Er war verdammt jung und trug viel Ursprünglichkeit in sich. Sein Körper funktionierte hauptsächlich mit Essenz, weil er sich noch nicht daran gewöhnt hatte, ihn normal zu benutzen. Muskeln. Sehnen. Dazu musste er nicht seine Macht aufwenden, aber das würde er jetzt eben auf die harte Tour lernen müssen. Sicherheitshalber verpasste ich ihm gleich noch an den Handgelenken und den Fußknöcheln jeweils einen Kristall. Selbst wenn sein Leben nun davon abhinge, könnte er nicht mal einen Wassertropfen befehligen. Egal, wie sehr er toben würde.
“Sooo ...” Damit wäre das auch erledigt. Bevor ich mich jedoch meiner Liebsten widmete, wollte ich noch etwas austesten. Neugierig fuhr ich mit dem Zeigefinger über seine offenen Wunden und benetzte die Spitze mit dem dortigen Blut. Danach verteilte ich das leuchtende Rot auf meiner Zunge und verzog sofort angewidert das Gesicht.
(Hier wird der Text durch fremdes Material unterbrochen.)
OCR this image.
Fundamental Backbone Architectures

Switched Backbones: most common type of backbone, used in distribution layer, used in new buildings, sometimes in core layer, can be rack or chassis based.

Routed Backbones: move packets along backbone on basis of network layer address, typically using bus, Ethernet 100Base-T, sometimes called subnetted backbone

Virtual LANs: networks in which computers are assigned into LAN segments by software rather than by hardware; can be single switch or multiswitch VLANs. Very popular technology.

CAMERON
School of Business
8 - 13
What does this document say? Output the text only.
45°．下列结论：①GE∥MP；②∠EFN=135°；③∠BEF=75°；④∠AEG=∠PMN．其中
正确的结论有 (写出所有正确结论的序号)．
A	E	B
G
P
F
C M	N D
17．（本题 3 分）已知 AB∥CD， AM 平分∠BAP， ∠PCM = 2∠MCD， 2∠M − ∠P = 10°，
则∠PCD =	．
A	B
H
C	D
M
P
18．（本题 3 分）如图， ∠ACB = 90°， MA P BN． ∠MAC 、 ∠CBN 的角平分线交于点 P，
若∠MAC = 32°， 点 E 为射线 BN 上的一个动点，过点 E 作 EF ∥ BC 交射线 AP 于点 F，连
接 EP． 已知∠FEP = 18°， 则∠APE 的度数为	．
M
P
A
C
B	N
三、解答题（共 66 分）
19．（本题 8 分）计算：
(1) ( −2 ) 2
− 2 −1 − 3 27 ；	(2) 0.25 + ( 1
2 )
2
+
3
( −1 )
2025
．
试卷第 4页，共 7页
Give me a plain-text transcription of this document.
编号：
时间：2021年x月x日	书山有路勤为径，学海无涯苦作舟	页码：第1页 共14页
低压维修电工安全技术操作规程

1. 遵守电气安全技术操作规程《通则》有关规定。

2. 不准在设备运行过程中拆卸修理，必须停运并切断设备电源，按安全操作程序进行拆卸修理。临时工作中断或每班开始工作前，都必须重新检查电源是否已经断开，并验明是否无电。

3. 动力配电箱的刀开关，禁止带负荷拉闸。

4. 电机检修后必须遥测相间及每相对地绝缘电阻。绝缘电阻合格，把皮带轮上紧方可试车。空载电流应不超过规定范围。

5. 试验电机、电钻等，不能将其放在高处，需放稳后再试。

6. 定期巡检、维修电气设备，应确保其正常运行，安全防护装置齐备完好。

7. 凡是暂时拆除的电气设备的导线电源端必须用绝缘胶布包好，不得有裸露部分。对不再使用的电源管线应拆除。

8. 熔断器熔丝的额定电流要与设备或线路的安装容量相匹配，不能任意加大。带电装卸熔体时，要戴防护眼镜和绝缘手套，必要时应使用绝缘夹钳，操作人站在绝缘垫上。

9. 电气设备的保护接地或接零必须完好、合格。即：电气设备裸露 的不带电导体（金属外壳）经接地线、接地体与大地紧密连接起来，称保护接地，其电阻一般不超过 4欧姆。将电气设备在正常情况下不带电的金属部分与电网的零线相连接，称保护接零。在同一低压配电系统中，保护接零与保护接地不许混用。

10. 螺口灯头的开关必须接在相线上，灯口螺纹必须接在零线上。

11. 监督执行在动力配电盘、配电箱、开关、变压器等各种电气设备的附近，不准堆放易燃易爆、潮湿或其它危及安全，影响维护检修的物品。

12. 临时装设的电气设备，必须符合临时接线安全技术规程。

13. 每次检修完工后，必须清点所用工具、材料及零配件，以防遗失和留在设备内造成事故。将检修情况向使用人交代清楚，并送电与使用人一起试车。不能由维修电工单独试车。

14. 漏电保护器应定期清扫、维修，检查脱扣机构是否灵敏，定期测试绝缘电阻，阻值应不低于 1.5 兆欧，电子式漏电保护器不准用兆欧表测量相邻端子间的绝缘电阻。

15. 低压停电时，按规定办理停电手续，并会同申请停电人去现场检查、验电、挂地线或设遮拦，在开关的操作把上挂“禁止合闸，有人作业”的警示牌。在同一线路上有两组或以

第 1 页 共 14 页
Spuckte es aus.
“Ekelhaft!” Und obwohl ich es auch genauso abstoßend meinte, lächelte ich erfreut. Der Kerl war wirklich faszinierend. Nicht nur ein Astyl, sondern auch ein Geneva steckte in ihm. Dazu besaß er eine gebundene Partnerin. Eine, die eigentlich kein richtiger Elementar sein konnte und es doch irgendwie war. Eine solche Konstellation hatte ich noch nie erlebt – nie so viele unterschiedliche lebendige Elementare besessen. Allein der Gedanke an all das Wissen, was ich durch sie erfahren könnte, jagte pure Euphorie durch meine Adern. Und wer weiß, vielleicht ließ sich mit ihnen und Dezeria als Universal endlich die Frage nach unserer Entstehung und dem Lösen ergründen.
Wen kümmerte da schon das Machtsystem der Rea oder der Überlebenskampf der Oht’esch? Richtig. Niemanden.